Morgan Stanley agreed to pay US$60 million to settle accusations that the bank didn’t properly handle the decommissioning of data centres tied to its wealth-management business, the Office of the Comptroller of the Currency said in a Thursday statement.
The lender “failed to effectively assess or address risks associated with decommissioning its hardware,” including improper assessment of the risks of subcontracting the work and failing to keep appropriate tabs on customer data stored on obsolete devices, the regulator said. The fine doesn’t come with additional business restrictions.
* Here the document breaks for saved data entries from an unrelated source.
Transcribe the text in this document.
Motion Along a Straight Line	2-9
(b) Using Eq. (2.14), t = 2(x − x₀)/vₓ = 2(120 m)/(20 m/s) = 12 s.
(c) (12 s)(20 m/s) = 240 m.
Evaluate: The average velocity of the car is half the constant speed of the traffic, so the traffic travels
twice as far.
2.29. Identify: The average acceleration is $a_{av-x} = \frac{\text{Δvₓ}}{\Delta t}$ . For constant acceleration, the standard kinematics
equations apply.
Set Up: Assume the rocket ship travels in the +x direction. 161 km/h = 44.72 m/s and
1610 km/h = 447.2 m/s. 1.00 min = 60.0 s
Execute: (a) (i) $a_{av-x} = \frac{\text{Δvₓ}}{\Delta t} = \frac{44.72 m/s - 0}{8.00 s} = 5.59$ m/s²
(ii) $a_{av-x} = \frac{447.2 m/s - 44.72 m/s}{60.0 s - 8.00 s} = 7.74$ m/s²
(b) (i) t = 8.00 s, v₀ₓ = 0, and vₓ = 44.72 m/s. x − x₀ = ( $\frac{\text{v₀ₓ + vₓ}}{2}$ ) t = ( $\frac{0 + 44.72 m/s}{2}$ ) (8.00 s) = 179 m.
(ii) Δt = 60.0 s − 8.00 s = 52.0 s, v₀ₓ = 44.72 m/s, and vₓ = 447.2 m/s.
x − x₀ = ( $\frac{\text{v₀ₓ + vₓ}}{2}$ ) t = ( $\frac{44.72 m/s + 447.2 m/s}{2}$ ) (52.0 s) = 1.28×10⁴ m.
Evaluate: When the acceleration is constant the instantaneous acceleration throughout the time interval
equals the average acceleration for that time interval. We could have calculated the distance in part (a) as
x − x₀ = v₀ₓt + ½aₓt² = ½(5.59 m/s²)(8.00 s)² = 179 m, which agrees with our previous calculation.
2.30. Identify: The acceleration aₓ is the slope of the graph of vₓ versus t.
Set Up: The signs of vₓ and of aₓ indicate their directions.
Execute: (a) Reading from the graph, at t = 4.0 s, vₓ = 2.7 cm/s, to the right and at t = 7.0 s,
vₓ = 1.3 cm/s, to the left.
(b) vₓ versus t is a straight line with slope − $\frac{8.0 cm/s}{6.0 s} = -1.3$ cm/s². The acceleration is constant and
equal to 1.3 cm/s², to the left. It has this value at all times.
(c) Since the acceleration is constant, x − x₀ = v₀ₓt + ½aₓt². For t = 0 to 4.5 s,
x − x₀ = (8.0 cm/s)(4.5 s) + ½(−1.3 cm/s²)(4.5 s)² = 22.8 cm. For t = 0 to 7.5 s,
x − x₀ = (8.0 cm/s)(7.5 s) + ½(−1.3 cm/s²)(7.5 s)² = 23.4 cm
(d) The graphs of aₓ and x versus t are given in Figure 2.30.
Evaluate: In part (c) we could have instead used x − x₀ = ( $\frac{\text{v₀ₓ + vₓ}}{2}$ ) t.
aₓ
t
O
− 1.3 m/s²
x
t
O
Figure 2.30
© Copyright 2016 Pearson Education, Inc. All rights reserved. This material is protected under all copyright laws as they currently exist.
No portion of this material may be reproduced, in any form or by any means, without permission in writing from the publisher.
The OCC detailed two instances -- one in 2016 and another in 2019 -- in which Morgan Stanley didn’t meet expectations for overseeing contractors, though no breach of customer information was implied. Four years ago, the lender decommissioned two data centres associated with its U.S. wealth-management operations, and it failed to properly oversee the contractor’s handling of the hardware, according to the consent order. A similar issue arose in 2019 regarding the decommissioning of other hardware.
“We have continuously monitored the situation and we do not believe that any of our clients’ information has been accessed or misused,” Morgan Stanley said in a Thursday statement. “Moreover, we have instituted enhanced security procedures, including continuous fraud monitoring, and will continue to strengthen the controls that we have in place to protect our clients’ information.”
Morgan Stanley announced Thursday that it would expand its wealth-management business through a US$7 billion acquisition of Eaton Vance Corp. Last week, Morgan Stanley received approval from the Federal Reserve to acquire E*Trade Financial Corp. The deal adds a broad new base of retail customers to Morgan Stanley’s brokerage business.